グローバル供給網の不確実性が拡大する可能性も指摘されている。中東市場への進出を推進しているSW企業は状況を注視している。
韓国メガ・ニュース(MEGA News)のナム・ヒョクウ、キム・ミジョン両記者の取材によると、人工知能(AI)やクラウドなどSW事業が集中している地域は現在、ドバイを含むアラブ首長国連邦(UAE)やサウジアラビアなどであり、イランと直接衝突している地域ではない。直ちに事業を中断したり撤退したりする段階ではないものの、現地政府の意思決定の速度、パートナー企業との協力日程、発注のタイミングなどに間接的な影響が現れる可能性は排除できないという。
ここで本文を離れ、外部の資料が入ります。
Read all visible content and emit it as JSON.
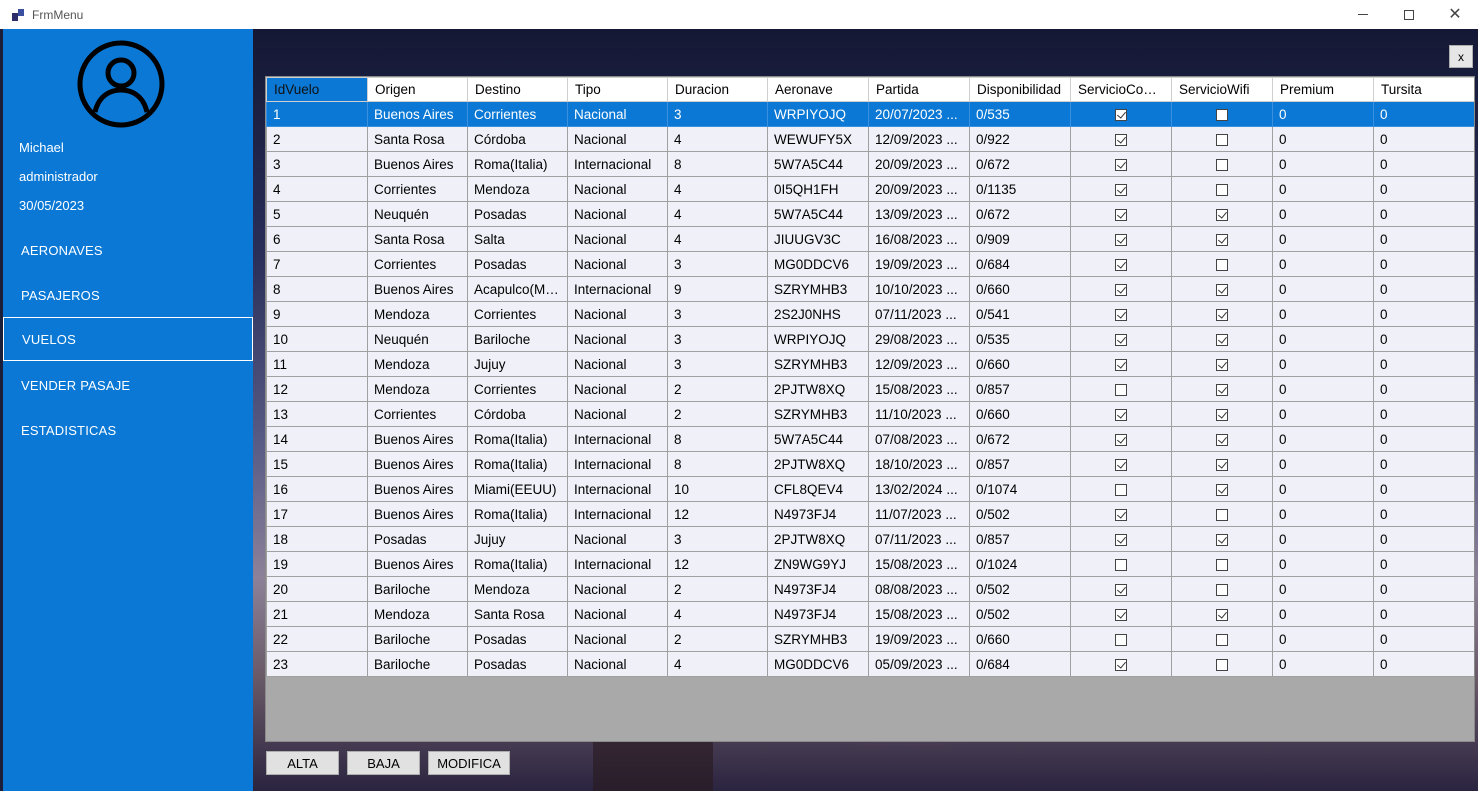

特に国家主導の大型プロジェクトの比重が高い中東市場の特性上、地政学的緊張が長期化した場合、予算執行の優先順位が調整される可能性も指摘されている。デジタルトランスフォーメーション、スマートシティ、公共ITインフラ事業の日程が遅れる可能性があるとの見方だ。
現地の物流・運営リスク管理も主要な課題として浮上した。あるITサービス企業の関係者は次のように指摘する。
「現在の中東情勢に関連して状況を継続的にモニタリングし、顧客企業にも関連情報を随時共有している。発生し得るリスクに備え、政策変化や物流の流れの変動可能性などを案内している」
「まだ物流事業に直接的な問題が発生したわけではないが、戦争状況であるだけに市場全体に緊張感があるのは事実だ。ただしこれを事業機会として見るよりも、顧客企業に被害が発生しないよう先制的に備えの情報を提供し、安定した運営を維持することに注力している」
サプライチェーン管理(SCM)分野も中長期的な観点で影響を受ける可能性がある。サプライチェーン管理ソフトウエア企業EMROの関係者は「今回の事態が直ちにサプライチェーン管理ソリューション需要の増加につながるとは見にくい。今後主要原材料や部品の需給変動性が続く場合、それを戦略的に管理しようとする企業を中心に、AI基盤のデジタルサプライチェーン管理システムへの関心と需要が拡大する可能性がある」と述べた。
より大きな変数はAIインフラ投資だ。サウジアラビアとUAEは最近、国家戦略の一環として超大型データセンターとAIクラスターの構築を推進し、グローバルAI需要の新たな軸として浮上した。しかし、地政学的緊張が長期化した場合、大規模資本が投入されるデータセンタープロジェクトの執行速度が遅れる可能性も指摘されている。
韓国ソフトウェア産業協のチョ・ジュンヒ会長は「空爆直後であり、産業界が体感できる反応が本格化した段階ではない。今週を過ぎて状況の展開によっては、企業の投資判断や事業日程に影響を与える可能性がある。短期間で収束すれば影響は限定的だろうが、事態が長期化すれば出張やプロジェクトの日程が連鎖的に遅れ、負担が大きくなる可能性がある。現段階では過度な解釈よりも状況を見守りながら対応戦略を準備することが必要だ」と述べた。